Non vedo proprio come tu possa anche solo lontanamente sperare di avere la
meglio.”
“Capo?” lo
chiamò uno dei topi in tono di avvertimento.
“Non
adesso, sono occupato.” Ribatté lui, avvicinandosi a Basil che, a sua volta,
fece un passo indietro. “Sai, me lo volevo gustare fino in fondo, ma abbiamo
speso troppo tempo in parole e troppo a lungo ho represso il mio desiderio di
strangolarti.”
“Provaci se
ci riesci.” Lo provocò l’altro, sfidandolo con gli occhi.
“Sarebbe
certo interessante assistere ad uno scontro tra voi due, ma non credo di avere
tempo per queste cose.” Disse una voce beffarda, proveniente dall’imboccatura
del corridoio da cui erano entrati.
Basil, Rattigan, Topson e tutti i topi si
voltarono di scatto e si trovarono davanti Moriarty con altri cinque ragni che,
in totale silenzio, si erano avvicinati a loro.
“Certo che
non vi smentite proprio mai.” disse il ragno, muovendosi lentamente nella loro
direzione. “Riuscite a fuggire la prima volta e vi fate riprendere come dei
novellini. Padraic, da te poi non me lo aspettavo, sei sempre stato così
scaltro.” Continuò, suscitando delle risate negli altri intorno a lui ed
un’occhiataccia da parte di Rattigan. Il ragno, però, proseguì imperterrito ed
incurante.
“Un’alleanza…
che cosa patetica, vista anche la rapidità con cui è crollata. Una decisa caduta
di stile da parte di entrambi, ma una grande semplificazione per me.”
Topson alzò
lo sguardo e vide che c’erano altri ragni sopra di loro.
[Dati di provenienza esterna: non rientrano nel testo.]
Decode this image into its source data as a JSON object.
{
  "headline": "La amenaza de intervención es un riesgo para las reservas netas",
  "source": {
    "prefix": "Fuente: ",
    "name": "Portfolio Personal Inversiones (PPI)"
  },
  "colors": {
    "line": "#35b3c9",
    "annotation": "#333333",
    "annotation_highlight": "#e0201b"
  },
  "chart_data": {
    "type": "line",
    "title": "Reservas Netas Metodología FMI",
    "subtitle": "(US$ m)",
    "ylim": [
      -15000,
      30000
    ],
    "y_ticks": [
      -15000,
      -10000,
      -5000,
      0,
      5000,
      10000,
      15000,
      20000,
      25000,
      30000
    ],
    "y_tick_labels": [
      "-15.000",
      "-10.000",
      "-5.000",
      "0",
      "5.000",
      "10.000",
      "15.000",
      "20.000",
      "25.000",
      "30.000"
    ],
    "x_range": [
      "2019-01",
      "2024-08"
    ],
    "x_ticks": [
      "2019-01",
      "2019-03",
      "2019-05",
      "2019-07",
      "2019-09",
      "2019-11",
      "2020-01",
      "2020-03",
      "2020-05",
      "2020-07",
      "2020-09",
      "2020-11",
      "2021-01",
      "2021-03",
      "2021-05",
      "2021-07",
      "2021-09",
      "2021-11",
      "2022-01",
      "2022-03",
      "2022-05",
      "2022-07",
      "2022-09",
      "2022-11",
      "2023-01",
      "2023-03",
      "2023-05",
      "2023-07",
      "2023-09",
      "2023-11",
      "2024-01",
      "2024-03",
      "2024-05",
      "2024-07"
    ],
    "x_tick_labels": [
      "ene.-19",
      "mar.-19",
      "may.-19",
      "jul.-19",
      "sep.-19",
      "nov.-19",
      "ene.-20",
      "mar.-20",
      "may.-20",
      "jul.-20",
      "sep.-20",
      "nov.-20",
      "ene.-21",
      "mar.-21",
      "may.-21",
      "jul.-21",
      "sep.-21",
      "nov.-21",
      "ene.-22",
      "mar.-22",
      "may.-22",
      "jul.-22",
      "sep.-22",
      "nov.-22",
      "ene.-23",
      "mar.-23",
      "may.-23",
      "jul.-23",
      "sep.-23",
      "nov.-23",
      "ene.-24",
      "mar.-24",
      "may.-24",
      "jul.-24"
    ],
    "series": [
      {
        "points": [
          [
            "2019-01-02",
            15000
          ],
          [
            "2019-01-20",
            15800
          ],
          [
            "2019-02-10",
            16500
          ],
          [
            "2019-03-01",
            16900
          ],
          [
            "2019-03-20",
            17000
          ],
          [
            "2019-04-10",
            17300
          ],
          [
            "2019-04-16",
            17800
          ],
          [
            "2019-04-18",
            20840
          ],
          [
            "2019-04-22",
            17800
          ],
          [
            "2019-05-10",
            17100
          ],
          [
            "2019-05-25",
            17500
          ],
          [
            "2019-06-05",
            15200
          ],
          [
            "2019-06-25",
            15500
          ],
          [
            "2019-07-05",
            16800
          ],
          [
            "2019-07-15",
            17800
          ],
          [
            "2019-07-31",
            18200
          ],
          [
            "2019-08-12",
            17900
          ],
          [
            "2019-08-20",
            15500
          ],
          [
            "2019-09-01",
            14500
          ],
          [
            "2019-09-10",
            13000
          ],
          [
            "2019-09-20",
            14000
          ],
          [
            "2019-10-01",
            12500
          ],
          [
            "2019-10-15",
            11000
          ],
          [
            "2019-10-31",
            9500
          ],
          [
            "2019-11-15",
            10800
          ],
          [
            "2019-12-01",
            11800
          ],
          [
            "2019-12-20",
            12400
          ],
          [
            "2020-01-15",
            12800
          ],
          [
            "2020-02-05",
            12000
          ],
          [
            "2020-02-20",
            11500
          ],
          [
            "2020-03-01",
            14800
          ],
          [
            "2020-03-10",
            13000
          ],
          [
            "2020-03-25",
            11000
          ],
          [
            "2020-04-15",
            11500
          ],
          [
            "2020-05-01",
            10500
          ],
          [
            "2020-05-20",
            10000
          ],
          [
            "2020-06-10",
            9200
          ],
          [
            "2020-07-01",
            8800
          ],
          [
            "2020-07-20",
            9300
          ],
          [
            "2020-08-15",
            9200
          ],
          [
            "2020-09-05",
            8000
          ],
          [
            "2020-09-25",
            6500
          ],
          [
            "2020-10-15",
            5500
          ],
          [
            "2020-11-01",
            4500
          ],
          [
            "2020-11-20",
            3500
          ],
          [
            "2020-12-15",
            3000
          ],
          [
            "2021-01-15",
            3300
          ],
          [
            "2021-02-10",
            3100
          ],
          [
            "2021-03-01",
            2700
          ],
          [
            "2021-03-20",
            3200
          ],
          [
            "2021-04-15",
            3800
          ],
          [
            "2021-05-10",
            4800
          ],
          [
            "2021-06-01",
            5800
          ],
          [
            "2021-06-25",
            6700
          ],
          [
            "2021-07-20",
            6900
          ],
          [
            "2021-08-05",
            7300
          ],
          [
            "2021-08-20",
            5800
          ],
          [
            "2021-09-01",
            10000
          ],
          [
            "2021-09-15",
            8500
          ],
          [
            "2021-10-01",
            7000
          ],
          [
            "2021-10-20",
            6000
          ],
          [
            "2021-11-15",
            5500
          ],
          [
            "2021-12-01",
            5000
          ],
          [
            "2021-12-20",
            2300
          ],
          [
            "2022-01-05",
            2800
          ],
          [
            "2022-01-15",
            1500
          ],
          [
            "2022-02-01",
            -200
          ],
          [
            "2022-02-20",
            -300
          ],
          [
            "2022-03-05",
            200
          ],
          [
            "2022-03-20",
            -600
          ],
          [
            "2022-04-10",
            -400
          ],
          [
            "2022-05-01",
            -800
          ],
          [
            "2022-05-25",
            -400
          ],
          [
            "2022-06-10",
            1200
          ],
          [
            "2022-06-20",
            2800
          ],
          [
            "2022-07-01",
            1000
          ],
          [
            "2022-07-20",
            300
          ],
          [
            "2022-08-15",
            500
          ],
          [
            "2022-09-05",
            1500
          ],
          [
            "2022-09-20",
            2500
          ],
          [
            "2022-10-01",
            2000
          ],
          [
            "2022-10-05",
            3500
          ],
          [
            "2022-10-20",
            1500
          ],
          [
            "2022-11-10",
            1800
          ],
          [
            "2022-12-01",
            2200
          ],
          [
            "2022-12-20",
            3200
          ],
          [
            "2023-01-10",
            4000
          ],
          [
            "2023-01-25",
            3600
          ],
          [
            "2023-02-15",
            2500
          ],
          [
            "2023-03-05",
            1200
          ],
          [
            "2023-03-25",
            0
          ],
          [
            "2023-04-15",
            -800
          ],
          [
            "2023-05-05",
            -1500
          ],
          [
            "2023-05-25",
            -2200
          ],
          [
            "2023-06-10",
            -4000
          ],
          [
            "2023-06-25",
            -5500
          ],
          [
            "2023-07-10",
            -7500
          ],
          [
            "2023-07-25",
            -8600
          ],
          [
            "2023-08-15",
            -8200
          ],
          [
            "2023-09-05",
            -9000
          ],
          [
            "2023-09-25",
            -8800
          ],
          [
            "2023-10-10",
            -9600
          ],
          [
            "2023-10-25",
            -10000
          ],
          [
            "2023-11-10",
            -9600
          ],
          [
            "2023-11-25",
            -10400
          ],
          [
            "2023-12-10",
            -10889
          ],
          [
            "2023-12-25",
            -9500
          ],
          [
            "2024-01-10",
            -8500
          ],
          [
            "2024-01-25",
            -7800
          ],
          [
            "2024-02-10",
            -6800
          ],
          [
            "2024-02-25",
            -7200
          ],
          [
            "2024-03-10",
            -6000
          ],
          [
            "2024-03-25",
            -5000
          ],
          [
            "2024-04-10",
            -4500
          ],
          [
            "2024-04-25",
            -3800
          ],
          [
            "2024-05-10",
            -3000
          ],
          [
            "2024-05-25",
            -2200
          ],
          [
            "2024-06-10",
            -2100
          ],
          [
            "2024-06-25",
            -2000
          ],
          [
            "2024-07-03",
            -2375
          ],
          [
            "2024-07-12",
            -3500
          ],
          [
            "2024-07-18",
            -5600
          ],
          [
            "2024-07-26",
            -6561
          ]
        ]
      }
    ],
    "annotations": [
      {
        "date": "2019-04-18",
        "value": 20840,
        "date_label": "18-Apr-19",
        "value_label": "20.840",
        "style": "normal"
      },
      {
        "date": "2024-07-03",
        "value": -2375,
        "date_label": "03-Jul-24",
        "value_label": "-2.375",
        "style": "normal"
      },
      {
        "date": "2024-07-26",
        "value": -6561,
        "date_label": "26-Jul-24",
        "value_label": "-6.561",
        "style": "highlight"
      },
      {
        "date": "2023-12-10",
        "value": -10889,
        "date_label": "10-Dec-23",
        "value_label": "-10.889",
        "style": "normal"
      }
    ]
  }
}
Tirò la manica di Basil
per attirare la sua attenzione, ma l’amico sembrava attirato da Moriarty che,
intanto, continuava a parlare.
“Un po’
deludente forse, perché speravo che questo gioco sarebbe durato più a lungo, ma
evidentemente mi ero sbagliato. Ah, per quanto riguarda la vostra amica, me ne
sono occupato personalmente.” disse precedendo la domanda e sorridendo quando
vide Basil stringere i pugni e rivolgere un’occhiata truce a
Rattigan.
“Oh, ma non
vi preoccupate ora ci occuperemo anche di voi.”
“Se non ci
muoviamo prima noi. Professore…” replicò l’investigatopo, alzando ed aprendo la
lanterna cieca in direzione di Rattigan che, estratta una polverina dalla tasca,
la soffiò sopra la fiamma in direzione dei ragni davanti a loro, facendoli
arretrare tossendo. Basil poi si affrettò a chiudere la lanterna facendo
piombare l’ambiente circostante nella semi-oscurità.